In 2009, she was tasked with envisioning the almost-forgotten 19th-century Toronto publisher and politician James Beaty. She sculpted a larger-than-life statue of a youthful, energetic Beaty based on the only existing photograph of her subject, in his old age. It stands in a courtyard in downtown Toronto.

Her greatest challenge, however, came when she won the federal commission to create Ottawa’s $2-million War of 1812 memorial. Ms. Alison’s work, entitled Triumph Through Diversity, pays tribute to the many anonymous heroes of that struggle. Its seven bronze figures include a First Nations warrior, a Royal Newfoundland Regiment infantryman, a Métis militiaman and a Quebec Voltigeur soldier being bandaged by a female nurse. Ms. Alison said that she intended the piece to symbolize “the incredible contribution of diverse Canadians and our ability to work together to achieve remarkable outcomes.”

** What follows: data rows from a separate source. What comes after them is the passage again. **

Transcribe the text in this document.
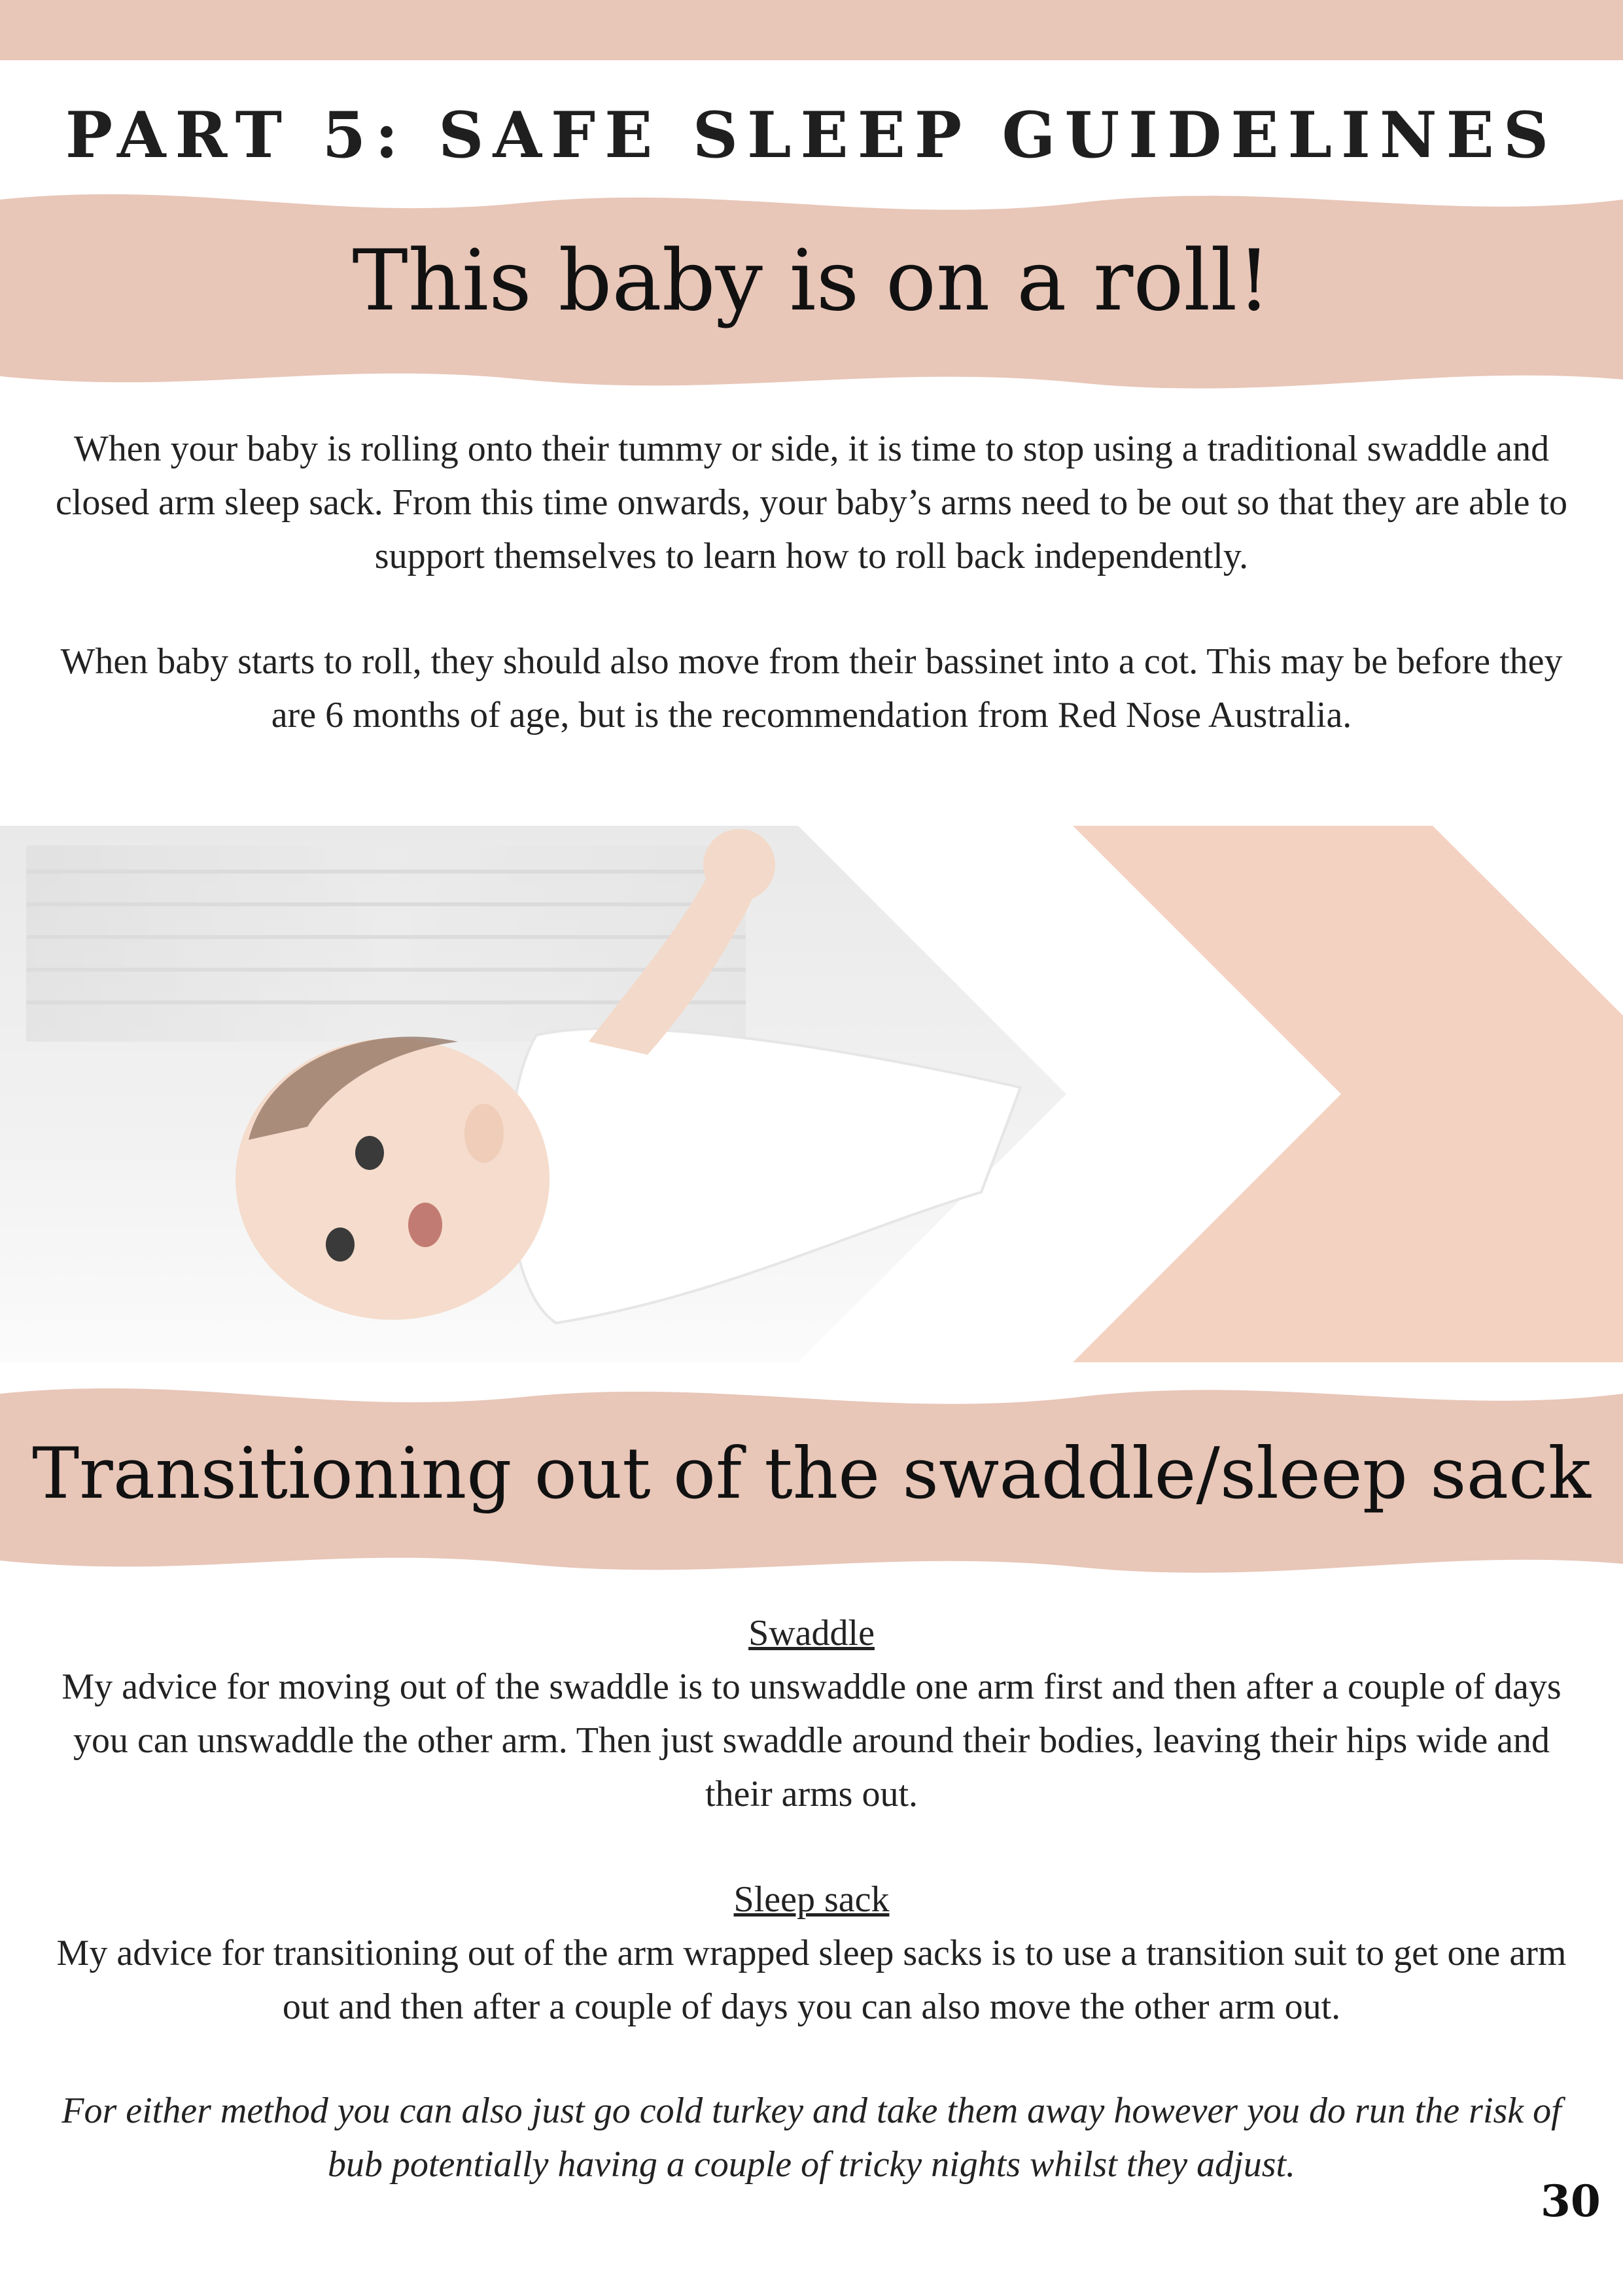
PART 5: SAFE SLEEP GUIDELINES
This baby is on a roll!
When your baby is rolling onto their tummy or side, it is time to stop using a traditional swaddle and closed arm sleep sack. From this time onwards, your baby’s arms need to be out so that they are able to support themselves to learn how to roll back independently.
When baby starts to roll, they should also move from their bassinet into a cot. This may be before they are 6 months of age, but is the recommendation from Red Nose Australia.
Transitioning out of the swaddle/sleep sack
Swaddle
My advice for moving out of the swaddle is to unswaddle one arm first and then after a couple of days you can unswaddle the other arm. Then just swaddle around their bodies, leaving their hips wide and their arms out.
Sleep sack
My advice for transitioning out of the arm wrapped sleep sacks is to use a transition suit to get one arm out and then after a couple of days you can also move the other arm out.
For either method you can also just go cold turkey and take them away however you do run the risk of bub potentially having a couple of tricky nights whilst they adjust.
30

She was awarded the commission in the summer of 2013 with a delivery date of fall 2014. “The timeline was unbelievably tight,” Ms. Blefgen recalled. “We had to go down to the studio if we wanted to see her.” She sculpted from live models dressed in historically accurate costumes and called upon family to help. Friends of her son, Callum, modelled for two of the figures and her daughter, Alicia, posed for the nurse.

The three-by-four-metre monument, set on Parliament Hill across from the National War Memorial, was unveiled at an official ceremony on Nov. 6, 2014. Only a few months earlier, Ms. Alison had undraped another major work – her stirring seven-foot statue of First World War hero General Sir Arthur Currie at Museum Strathroy-Caradoc in Strathroy, Ont.

The monuments reflected Ms. Alison’s deep love of her homeland – but then so did her whimsical sculptures of beavers, moose and Canada geese. “She understood the icons of Canada,” Ms. Blefgen said. “She had great national pride.”

During her final struggle with an aggressive breast cancer, which she fought with her customary vigour, it was nature she turned to for respite. She spent her last two summers at the family cottage she’d known since childhood. “It was the only place she really found solace,” Ms. Tushingham said. “We’d just sit together and watch the dawn light up over the Bay.”

Ms. Alison died at Toronto General Hospital from liver failure as a result of her chemotherapy. She leaves her children, Alicia Owen and Callum Owen, and her sister, Karen Alison.

Her most obvious legacy is cast in bronze and stands in full public view, but Ms. Alison also left a more discreet one in the artful prosthetic sculpting she did to help her Sunnybrook patients. In the words of Ms. Tushingham: “She made a huge difference to so many people.”

Editor’s note: (Dec. 10) Ms. Alison was separated from her husband. An earlier version of this story incorrectly said they were divorced.